The upper level is essentially a conventional bedroom floor, with a master suite at the back, and three additional rooms toward the front of the house. But even within a space mostly determined by a traditional program - giving everyone a place to sleep - the architects have introduced art: The master suite and the children's rooms are connected by an elegant bridge, alongside which a light-well and wall of glass two storeys high invite sunshine into the heart of the house.

Unlike an ordinary basement, the bottom level - the floor below the street entrance, that is - is occupied by far more than heating and air-conditioning units, utility closets and so on. The children's nanny lives there, in a fully outfitted suite. There is a playroom for the kids, and an office for Heidi Dunn. And at the rear, opening onto a spacious deck hovering over the lower garden, is a family room.

If the street-side level of the house is a place of urban sociability and society - its relatively small areas speak of intimate encounters and conversations with friends and neighbours - the lower floor is remarkable for its sense of seclusion and refuge.
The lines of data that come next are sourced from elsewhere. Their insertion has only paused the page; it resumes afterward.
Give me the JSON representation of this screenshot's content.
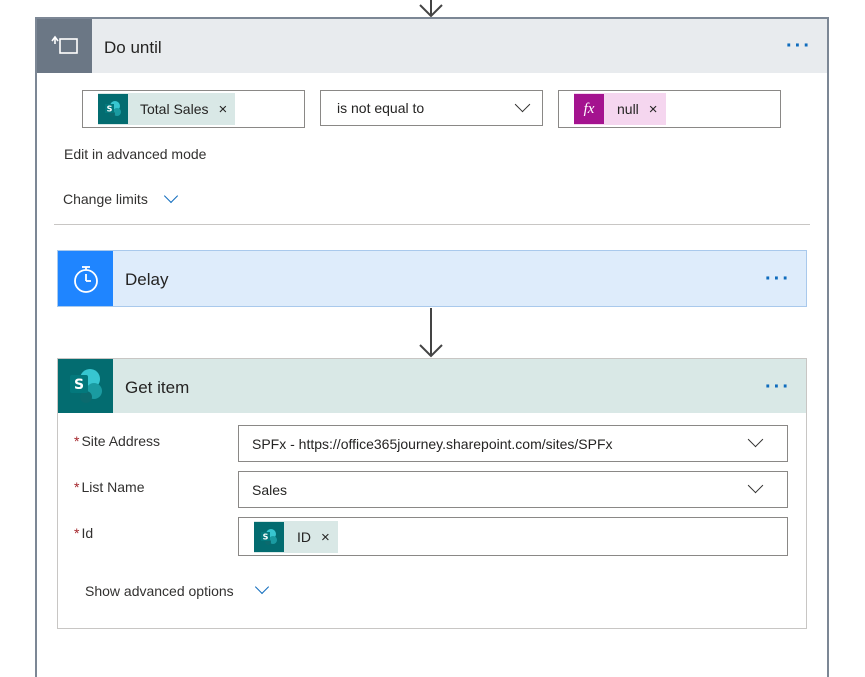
{
  "do_until": {
    "title": "Do until",
    "menu": "···",
    "condition": {
      "left_token": "Total Sales",
      "operator": "is not equal to",
      "right_token": "null",
      "fx_label": "fx",
      "remove": "×"
    },
    "advanced_mode": "Edit in advanced mode",
    "change_limits": "Change limits"
  },
  "delay": {
    "title": "Delay",
    "menu": "···"
  },
  "get_item": {
    "title": "Get item",
    "menu": "···",
    "required_marker": "*",
    "fields": [
      {
        "label": "Site Address",
        "value": "SPFx - https://office365journey.sharepoint.com/sites/SPFx"
      },
      {
        "label": "List Name",
        "value": "Sales"
      },
      {
        "label": "Id",
        "token": "ID",
        "remove": "×"
      }
    ],
    "show_advanced": "Show advanced options"
  },
  "colors": {
    "do_until_icon_bg": "#6b7785",
    "delay_icon_bg": "#1f85ff",
    "sharepoint_bg": "#036c70",
    "fx_bg": "#a4138f",
    "link_blue": "#0f6cbd"
  }
}
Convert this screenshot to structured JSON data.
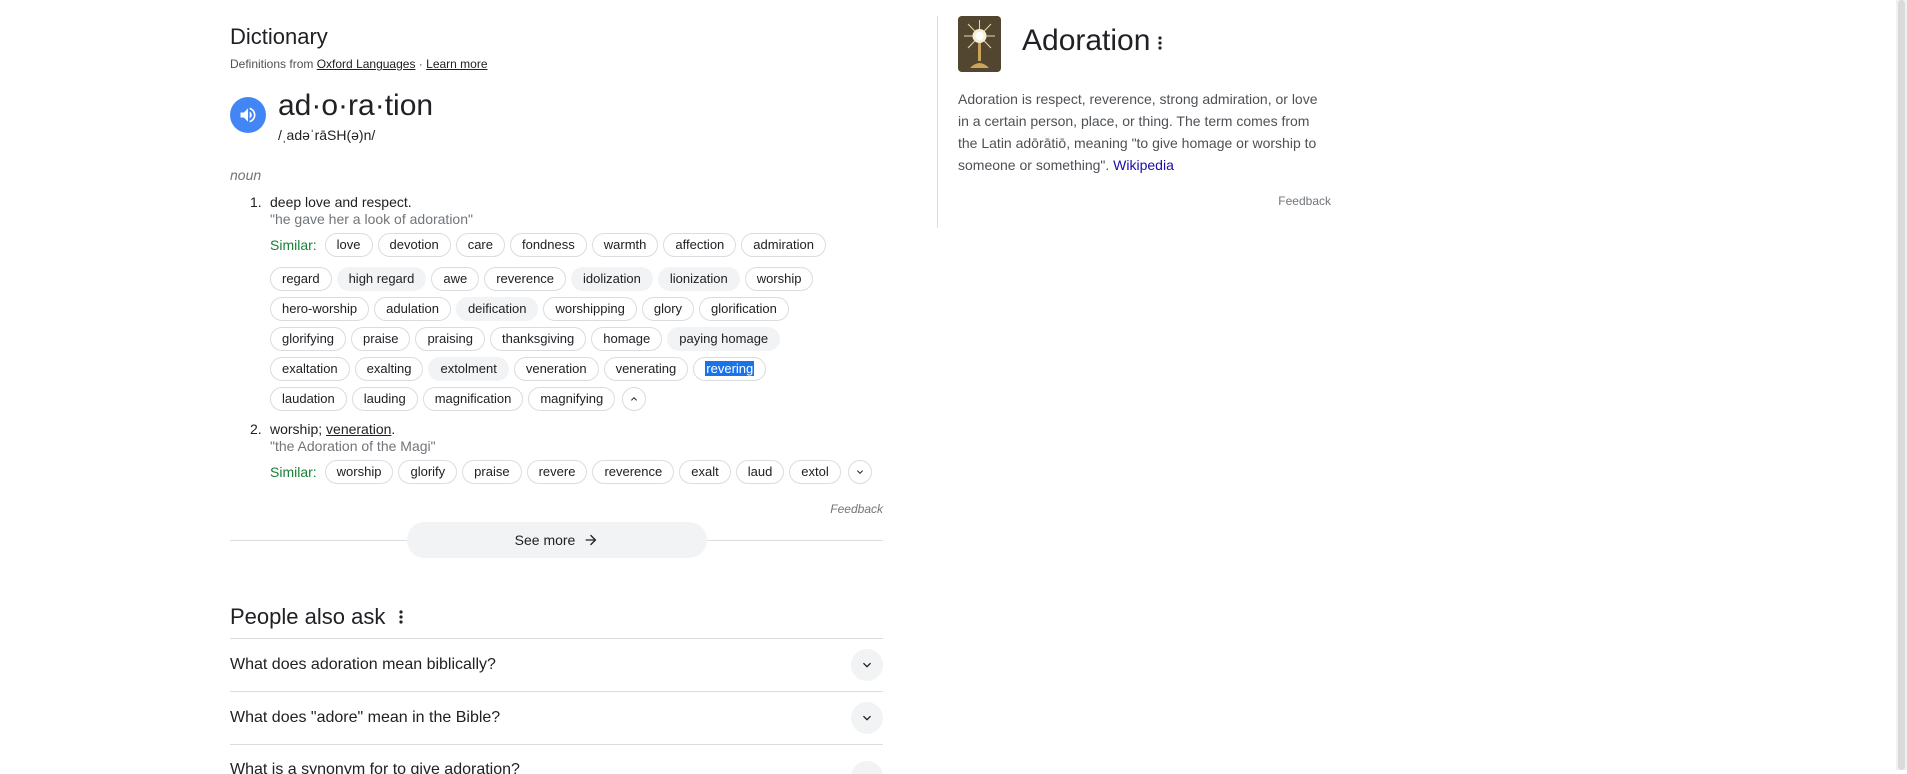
{
  "dictionary": {
    "title": "Dictionary",
    "source_prefix": "Definitions from",
    "source_link": "Oxford Languages",
    "source_sep": " · ",
    "learn_more": "Learn more",
    "headword": "ad·o·ra·tion",
    "phonetic": "/ˌadəˈrāSH(ə)n/",
    "pos": "noun",
    "senses": [
      {
        "num": "1.",
        "definition": "deep love and respect.",
        "example": "\"he gave her a look of adoration\"",
        "similar_label": "Similar:",
        "rows": [
          [
            "love",
            "devotion",
            "care",
            "fondness",
            "warmth",
            "affection",
            "admiration"
          ],
          [
            "regard",
            "high regard",
            "awe",
            "reverence",
            "idolization",
            "lionization",
            "worship"
          ],
          [
            "hero-worship",
            "adulation",
            "deification",
            "worshipping",
            "glory",
            "glorification"
          ],
          [
            "glorifying",
            "praise",
            "praising",
            "thanksgiving",
            "homage",
            "paying homage"
          ],
          [
            "exaltation",
            "exalting",
            "extolment",
            "veneration",
            "venerating",
            "revering"
          ],
          [
            "laudation",
            "lauding",
            "magnification",
            "magnifying"
          ]
        ]
      },
      {
        "num": "2.",
        "definition_prefix": "worship; ",
        "definition_link": "veneration",
        "definition_suffix": ".",
        "example": "\"the Adoration of the Magi\"",
        "similar_label": "Similar:",
        "rows": [
          [
            "worship",
            "glorify",
            "praise",
            "revere",
            "reverence",
            "exalt",
            "laud",
            "extol"
          ]
        ]
      }
    ],
    "feedback": "Feedback",
    "see_more": "See more"
  },
  "people_also_ask": {
    "title": "People also ask",
    "questions": [
      "What does adoration mean biblically?",
      "What does \"adore\" mean in the Bible?",
      "What is a synonym for to give adoration?"
    ]
  },
  "knowledge_panel": {
    "title": "Adoration",
    "description": "Adoration is respect, reverence, strong admiration, or love in a certain person, place, or thing. The term comes from the Latin adōrātiō, meaning \"to give homage or worship to someone or something\".",
    "wiki_link": "Wikipedia",
    "feedback": "Feedback"
  },
  "colors": {
    "accent_blue": "#4285f4",
    "similar_green": "#188038",
    "selection_blue": "#1a73e8",
    "link_blue": "#1a0dab"
  }
}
Which is as the clients wished. Mr. Dunn's job keeps him in airports, on planes and in foreign cities and hotels for much of every working week. When he gets home, he told me, he wants to get away from all that and relax with his family. (Like many other men in mid-career, he has no hobbies.) The family room Superkül has carved from the rear of his house is one of those rare, perfect urban places where one can feel a thousand miles away from the hectic pace of work and city life, and deep inside the green beauty Toronto offers in abundance to those who seek and find it.